The coach was later than usual to the game and no other parents were warming up the kids, so I got Darby up and started warming her up with ground balls. Of course as usual, the other kids started to join in and I didn't want to be rude by excluding them, so before I knew it I was warming up the whole team. Trouble is, it was not my day for throwing balls to kids. In the span of just a few minutes, I had four times injured a kid (one of them twice). First a kid missed the grounder I threw and it hit her in the ankle. She went crying of the field. Then, two kids later the girl got a glove on the ball, but in bringing her glove up, the ball bounced out and hit the girl behind her in the forehead. She went crying off the field. Yet another two kids later, the kid (this time it was Darby) didn't put her throwing hand over the glove when the ball went in, so it bounced up and clocked her in the jaw pretty solidly. She tried to go crying off the field, but I gave her a hug and told her to get back in line. Just before we were out of warm-up time, the first girl had come back, but she got hit in the other ankle. SHEESH. As if all that weren't enough, during the game, a foul ball was hit right to me, so I threw it back to a kid on the opposing team (they were fielding), and the ball bounced out of her glove and hit her in the head. Fortunately, it was the catcher, and she had her mask on, so there was no harm done. But man, it started to seem like I was purposely taking shots at the kids.

Probably because of my "battery" of the team, they started off real slow. Before we knew it we were losing 4-zip. Towards the end of the game, though, we had come back to tie it (Darby had a hit and a run scored), but right at the climax, Darby and I had to leave. She was already going to be a couple minutes late at the church. (I later found out the team lost in extra innings).

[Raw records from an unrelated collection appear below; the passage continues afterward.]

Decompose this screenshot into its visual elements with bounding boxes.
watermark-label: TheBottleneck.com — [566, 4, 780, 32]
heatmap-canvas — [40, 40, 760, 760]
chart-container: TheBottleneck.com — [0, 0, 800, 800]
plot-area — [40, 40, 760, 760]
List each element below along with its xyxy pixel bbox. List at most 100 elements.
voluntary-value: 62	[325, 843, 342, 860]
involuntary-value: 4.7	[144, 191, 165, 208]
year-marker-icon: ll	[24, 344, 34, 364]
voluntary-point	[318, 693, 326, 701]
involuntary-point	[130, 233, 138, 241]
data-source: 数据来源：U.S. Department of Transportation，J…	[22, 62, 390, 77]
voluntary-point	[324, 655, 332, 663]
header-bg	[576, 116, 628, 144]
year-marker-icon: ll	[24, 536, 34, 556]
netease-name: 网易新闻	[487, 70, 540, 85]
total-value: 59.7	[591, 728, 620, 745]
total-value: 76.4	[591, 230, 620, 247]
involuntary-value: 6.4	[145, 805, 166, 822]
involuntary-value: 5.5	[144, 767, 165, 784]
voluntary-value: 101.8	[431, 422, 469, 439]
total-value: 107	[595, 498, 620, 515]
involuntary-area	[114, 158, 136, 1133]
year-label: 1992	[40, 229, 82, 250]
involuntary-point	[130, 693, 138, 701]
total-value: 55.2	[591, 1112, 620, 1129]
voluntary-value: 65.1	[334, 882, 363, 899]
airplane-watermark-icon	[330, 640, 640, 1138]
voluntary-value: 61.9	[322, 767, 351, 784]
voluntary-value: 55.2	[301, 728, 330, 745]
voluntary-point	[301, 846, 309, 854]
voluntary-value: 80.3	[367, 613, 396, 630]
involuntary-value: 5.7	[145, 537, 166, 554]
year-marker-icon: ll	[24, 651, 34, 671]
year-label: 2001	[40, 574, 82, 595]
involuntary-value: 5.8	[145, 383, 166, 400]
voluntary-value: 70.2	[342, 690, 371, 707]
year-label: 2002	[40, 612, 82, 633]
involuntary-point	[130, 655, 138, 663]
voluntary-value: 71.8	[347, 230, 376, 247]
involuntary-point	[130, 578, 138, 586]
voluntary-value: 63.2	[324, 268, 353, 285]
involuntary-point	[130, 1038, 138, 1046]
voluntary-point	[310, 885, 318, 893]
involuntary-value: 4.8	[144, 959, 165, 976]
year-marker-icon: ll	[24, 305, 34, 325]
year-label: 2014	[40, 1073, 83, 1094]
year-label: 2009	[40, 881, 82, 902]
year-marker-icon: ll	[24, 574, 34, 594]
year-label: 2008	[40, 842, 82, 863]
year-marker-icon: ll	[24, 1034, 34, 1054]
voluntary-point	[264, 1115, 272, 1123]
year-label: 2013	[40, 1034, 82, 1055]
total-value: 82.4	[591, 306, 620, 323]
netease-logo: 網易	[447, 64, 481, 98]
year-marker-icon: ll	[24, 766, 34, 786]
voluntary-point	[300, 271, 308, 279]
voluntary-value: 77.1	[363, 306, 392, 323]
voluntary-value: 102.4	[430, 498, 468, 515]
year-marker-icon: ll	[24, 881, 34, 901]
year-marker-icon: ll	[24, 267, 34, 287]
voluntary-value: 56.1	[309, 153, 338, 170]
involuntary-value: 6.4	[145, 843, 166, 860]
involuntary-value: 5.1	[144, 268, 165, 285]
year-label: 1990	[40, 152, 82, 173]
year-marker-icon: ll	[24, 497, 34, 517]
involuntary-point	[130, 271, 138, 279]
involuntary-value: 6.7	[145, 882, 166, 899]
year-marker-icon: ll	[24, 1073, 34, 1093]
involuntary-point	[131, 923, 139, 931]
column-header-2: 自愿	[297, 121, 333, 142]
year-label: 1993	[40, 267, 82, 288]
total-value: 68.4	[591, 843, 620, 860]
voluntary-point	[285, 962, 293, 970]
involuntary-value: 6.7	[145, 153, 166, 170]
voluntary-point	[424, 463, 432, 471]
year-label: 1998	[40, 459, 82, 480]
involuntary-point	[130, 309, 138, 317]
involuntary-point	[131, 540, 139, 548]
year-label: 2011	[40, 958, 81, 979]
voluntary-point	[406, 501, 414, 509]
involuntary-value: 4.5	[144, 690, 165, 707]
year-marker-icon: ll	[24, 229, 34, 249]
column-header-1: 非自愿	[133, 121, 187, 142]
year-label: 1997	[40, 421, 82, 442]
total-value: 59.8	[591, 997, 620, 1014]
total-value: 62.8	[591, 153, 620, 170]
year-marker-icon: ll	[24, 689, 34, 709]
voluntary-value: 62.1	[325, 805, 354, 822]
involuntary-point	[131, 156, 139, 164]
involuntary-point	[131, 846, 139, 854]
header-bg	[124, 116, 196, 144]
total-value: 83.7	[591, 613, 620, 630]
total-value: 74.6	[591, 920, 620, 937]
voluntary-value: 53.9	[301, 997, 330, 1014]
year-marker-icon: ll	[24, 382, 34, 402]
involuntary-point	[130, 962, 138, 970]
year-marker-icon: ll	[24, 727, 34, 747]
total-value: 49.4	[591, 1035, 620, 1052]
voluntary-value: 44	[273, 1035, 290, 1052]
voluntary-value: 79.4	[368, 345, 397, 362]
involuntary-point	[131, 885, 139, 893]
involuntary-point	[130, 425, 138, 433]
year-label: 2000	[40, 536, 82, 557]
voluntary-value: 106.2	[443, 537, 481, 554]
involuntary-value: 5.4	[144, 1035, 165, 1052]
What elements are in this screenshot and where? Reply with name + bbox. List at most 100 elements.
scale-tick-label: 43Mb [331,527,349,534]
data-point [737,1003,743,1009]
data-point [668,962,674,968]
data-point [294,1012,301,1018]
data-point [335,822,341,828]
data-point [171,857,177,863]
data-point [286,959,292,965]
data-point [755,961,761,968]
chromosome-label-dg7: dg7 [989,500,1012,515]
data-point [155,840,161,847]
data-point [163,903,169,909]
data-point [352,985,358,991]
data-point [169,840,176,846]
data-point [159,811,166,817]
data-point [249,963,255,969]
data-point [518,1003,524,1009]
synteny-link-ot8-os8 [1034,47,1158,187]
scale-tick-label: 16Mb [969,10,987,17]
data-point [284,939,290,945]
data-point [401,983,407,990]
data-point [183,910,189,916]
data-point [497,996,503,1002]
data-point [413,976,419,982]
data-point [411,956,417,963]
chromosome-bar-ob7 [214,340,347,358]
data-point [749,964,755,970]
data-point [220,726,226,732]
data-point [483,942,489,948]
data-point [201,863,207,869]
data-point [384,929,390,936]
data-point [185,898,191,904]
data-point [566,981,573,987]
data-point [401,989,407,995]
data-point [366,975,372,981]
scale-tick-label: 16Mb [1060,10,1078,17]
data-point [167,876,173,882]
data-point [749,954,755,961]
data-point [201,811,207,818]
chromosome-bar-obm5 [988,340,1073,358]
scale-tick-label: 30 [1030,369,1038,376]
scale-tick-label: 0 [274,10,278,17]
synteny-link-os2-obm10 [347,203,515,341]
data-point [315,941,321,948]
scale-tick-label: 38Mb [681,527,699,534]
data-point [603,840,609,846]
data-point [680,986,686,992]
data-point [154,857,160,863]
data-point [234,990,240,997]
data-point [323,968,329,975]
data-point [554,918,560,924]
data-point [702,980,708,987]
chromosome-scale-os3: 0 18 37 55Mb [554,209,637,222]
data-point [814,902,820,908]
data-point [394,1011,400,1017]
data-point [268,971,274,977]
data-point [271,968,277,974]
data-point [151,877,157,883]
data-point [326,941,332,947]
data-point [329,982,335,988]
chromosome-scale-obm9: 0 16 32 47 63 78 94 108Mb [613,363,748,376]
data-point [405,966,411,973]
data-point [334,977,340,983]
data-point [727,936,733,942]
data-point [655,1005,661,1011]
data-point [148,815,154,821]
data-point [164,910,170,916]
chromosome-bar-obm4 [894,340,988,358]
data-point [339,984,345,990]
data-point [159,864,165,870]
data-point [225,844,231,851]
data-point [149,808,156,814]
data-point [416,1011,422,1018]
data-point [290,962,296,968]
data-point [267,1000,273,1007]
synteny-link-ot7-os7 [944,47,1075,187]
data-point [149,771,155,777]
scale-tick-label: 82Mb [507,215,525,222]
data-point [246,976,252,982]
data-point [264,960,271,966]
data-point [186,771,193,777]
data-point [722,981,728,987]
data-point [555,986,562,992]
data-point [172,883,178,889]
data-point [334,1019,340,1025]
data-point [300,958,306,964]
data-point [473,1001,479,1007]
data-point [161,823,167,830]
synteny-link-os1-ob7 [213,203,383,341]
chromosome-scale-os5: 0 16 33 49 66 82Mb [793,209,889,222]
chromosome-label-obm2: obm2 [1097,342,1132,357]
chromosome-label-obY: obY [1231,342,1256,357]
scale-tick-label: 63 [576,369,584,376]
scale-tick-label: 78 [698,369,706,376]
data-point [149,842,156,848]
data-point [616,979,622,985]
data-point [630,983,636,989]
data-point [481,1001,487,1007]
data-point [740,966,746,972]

So we walked into the church, freshly grimey from the game, and sure enough everyone is waiting for us. You see, tonight was Darby's First Reconciliation (first confession), which proceeds her First Communion here in a couple weeks. Just after we arrived the priest said there were four other kids missing but that we weren't waiting any longer, so things got started. The whole way to the church in the car, Darby expressed fear about this process. But her fears were quest fairly quickly with the assurances of the priest. When it was all said and done, Darby herself was saying she was all scared for nothing.

The priest made a point of celebrating after reception of each of the sacraments, so afterwards I took Darby for some ice cream (hey, his suggestion). Of course, before she was halfway done with it, she dropped the scoop right off her cone onto the ground. A perfectly crazy ending to a rather crazy day.